被害に遭わないためにはどうすればよいのでしょうか。
「やはりSNS上の新規の出会いには十分注意する。信頼できる相手と情報を共有しながら慎重に進める必要がある」(木村教授)
SNSやマッチングアプリで知り合った相手に恋愛感情を抱かせ、投資名目で金銭をだまし取る「ロマンス詐欺」の被害が相次いでいます。
恋愛感情がからむことで周囲に相談しづらく、冷静な判断が難しくなるのが特徴です。
被害にあわないために、気をつけたいポイントを確認していきます。
1.SNSなどでやりとりがスタート
ロマンス詐欺は、SNSやマッチングアプリでの出会いから始まるケースがほとんど。「きれいな写真ですね」「いろいろお話ししたいです」など、プロフィールや写真に対するごく自然なやり取りがきっかけとなります。
2.他のSNSなどにやりとりが移行
やり取りを続けるうちに、LINEなど1対1のメッセージに移行。実に97パーセントがLINEでのやり取りに進むといいます。
3.恋愛感情を抱かせるメッセージが
「1日中あなたのことを思っている」「あなたと結婚して一緒に暮らしたい」など、恋愛感情を揺さぶるメッセージが送られ、十分に親密さが築かれた段階で話題がお金に変わります。

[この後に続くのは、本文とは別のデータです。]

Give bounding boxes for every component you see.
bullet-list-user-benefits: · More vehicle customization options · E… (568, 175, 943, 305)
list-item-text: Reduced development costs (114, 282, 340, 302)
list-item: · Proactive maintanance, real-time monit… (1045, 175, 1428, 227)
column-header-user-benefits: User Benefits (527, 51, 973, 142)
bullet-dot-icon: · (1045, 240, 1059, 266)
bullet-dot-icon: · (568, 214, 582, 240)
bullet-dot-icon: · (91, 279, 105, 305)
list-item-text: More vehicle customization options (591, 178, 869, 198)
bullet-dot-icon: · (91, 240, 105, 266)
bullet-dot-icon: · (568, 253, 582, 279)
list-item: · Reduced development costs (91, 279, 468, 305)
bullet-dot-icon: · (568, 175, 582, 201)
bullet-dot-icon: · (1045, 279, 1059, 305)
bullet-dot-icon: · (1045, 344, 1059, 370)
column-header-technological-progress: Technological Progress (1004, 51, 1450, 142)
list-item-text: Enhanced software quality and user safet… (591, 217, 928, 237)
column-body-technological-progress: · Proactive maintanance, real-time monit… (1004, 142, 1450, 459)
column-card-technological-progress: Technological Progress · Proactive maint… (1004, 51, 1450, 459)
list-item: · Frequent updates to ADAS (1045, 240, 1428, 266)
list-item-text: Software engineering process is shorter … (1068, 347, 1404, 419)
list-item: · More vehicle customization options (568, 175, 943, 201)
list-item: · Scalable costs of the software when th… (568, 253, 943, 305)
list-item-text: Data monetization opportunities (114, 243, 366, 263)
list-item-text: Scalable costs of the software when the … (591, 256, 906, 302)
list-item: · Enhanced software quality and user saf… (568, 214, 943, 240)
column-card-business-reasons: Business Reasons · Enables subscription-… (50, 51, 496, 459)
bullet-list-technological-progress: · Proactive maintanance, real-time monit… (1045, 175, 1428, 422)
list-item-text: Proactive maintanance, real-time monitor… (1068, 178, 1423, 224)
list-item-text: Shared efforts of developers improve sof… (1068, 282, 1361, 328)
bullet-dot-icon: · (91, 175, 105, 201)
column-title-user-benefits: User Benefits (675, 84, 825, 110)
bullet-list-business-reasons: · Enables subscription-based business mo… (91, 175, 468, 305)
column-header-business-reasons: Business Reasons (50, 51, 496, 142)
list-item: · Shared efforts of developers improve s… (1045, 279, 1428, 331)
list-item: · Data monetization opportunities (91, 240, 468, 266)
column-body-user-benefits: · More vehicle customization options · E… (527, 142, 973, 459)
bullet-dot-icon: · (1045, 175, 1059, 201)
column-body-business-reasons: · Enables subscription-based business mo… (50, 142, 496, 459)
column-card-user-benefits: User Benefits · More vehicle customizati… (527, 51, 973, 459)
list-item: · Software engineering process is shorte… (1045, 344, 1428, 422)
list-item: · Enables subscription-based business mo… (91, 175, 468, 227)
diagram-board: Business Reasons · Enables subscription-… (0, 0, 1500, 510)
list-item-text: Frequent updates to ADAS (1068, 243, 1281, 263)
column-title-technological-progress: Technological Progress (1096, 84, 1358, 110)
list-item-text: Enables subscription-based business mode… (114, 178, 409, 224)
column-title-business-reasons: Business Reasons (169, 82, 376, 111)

4.投資サイトに案内され、さまざまな名目で送金の要求が
「2人の将来のために暗号通貨に投資しよう」などと投資サイトに案内され、利益が出たように見せかけられます。
5.相手と連絡がとれなくなる
しかし出金しようとすると「高額な利益を引き出すには手数料が必要」と送金を要求され、その後は相手と連絡が取れなくなるという手口です。
恋愛感情がからんでいるため、人に相談することが恥ずかしく感じられ、被害に気付いた時には冷静さを失っているケースが多いとされています。
お盆休みで家族や親戚が集まる機会に、声を掛け合って被害を防ぐことが大切です。